The city’s four out-of-hours hubs at the Northern General, Crookes, Woodhouse and Heeley – paid for with £9.7 million from the Prime Minister’s GP Access Fund – are being encouraged to work closer together, and the role of pharmacies is being strengthened.
Mental health patients, children and adults, are also being offered more support. A mental health worker now accompanies police on busy nights throughout the week.
“Some of our services were not brilliant,” said Ms Ruff.
“Somebody with mental health problems shouldn’t end up in A&E or, even worse, a police cell.”
The status of the GP walk-in centre on Broad Lane, and the minor injuries unit at the Royal Hallamshire Hospital, has yet to be confirmed. The Hallamshire facility was once an A&E, and the decision to downgrade it sparked a furore in the 1990s.
“What we’re going to try to look at is a more integrated, joined-up approach, rather than all these different services,” said Ms Ruff. “But we have to be conscious that Sheffield is a big city, so we have to know that we’re providing services that are accessible to everybody.

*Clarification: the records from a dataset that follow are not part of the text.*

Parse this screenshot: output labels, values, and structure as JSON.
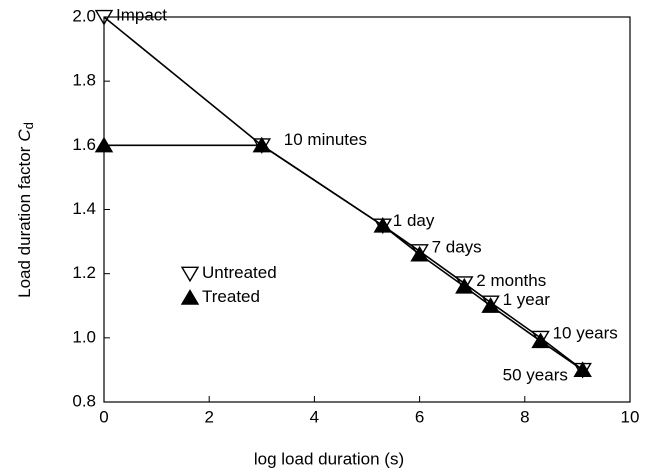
{
  "chart_data": {
    "type": "line",
    "xlabel": "log load duration (s)",
    "ylabel": "Load duration factor",
    "ylabel_symbol": "C",
    "ylabel_subscript": "d",
    "xlim": [
      0,
      10
    ],
    "xticks": [
      0,
      2,
      4,
      6,
      8,
      10
    ],
    "ylim": [
      0.8,
      2.0
    ],
    "yticks": [
      0.8,
      {
        "value": 1.0,
        "label": "1.0"
      },
      1.2,
      1.4,
      1.6,
      1.8,
      {
        "value": 2.0,
        "label": "2.0"
      }
    ],
    "legend": "left",
    "point_labels": [
      "Impact",
      "10 minutes",
      "1 day",
      "7 days",
      "2 months",
      "1 year",
      "10 years",
      "50 years"
    ],
    "series": [
      {
        "name": "Untreated",
        "color": "#000000",
        "marker": "open-down-triangle",
        "x": [
          0,
          3,
          5.3,
          6,
          6.85,
          7.35,
          8.3,
          9.1
        ],
        "values": [
          2.0,
          1.6,
          1.35,
          1.27,
          1.17,
          1.11,
          1.0,
          0.9
        ]
      },
      {
        "name": "Treated",
        "color": "#000000",
        "marker": "filled-up-triangle",
        "x": [
          0,
          3,
          5.3,
          6,
          6.85,
          7.35,
          8.3,
          9.1
        ],
        "values": [
          1.6,
          1.6,
          1.35,
          1.26,
          1.16,
          1.1,
          0.99,
          0.9
        ]
      }
    ]
  }
}
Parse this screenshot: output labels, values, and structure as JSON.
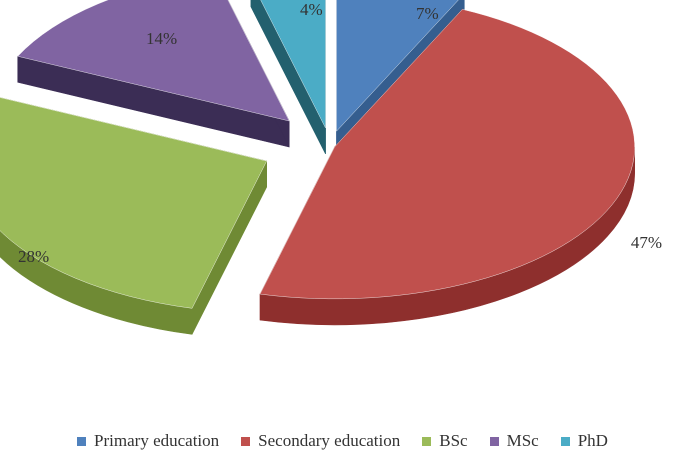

“If there are major changes, we will be consulting with the public. We won’t just make a unilateral decision, we will come out with options for the public to consider. But we’re not quite at that stage yet.”
She added: “Part of the problem is that we’ve confused people. We’ve got this myriad of services and they’re not really sure what does what - the one that they’ve all heard about is accident and emergency and I think part of our A&E strategy is to simplify things so that it’s much clearer.
“Hopefully next year we should see quite a change.”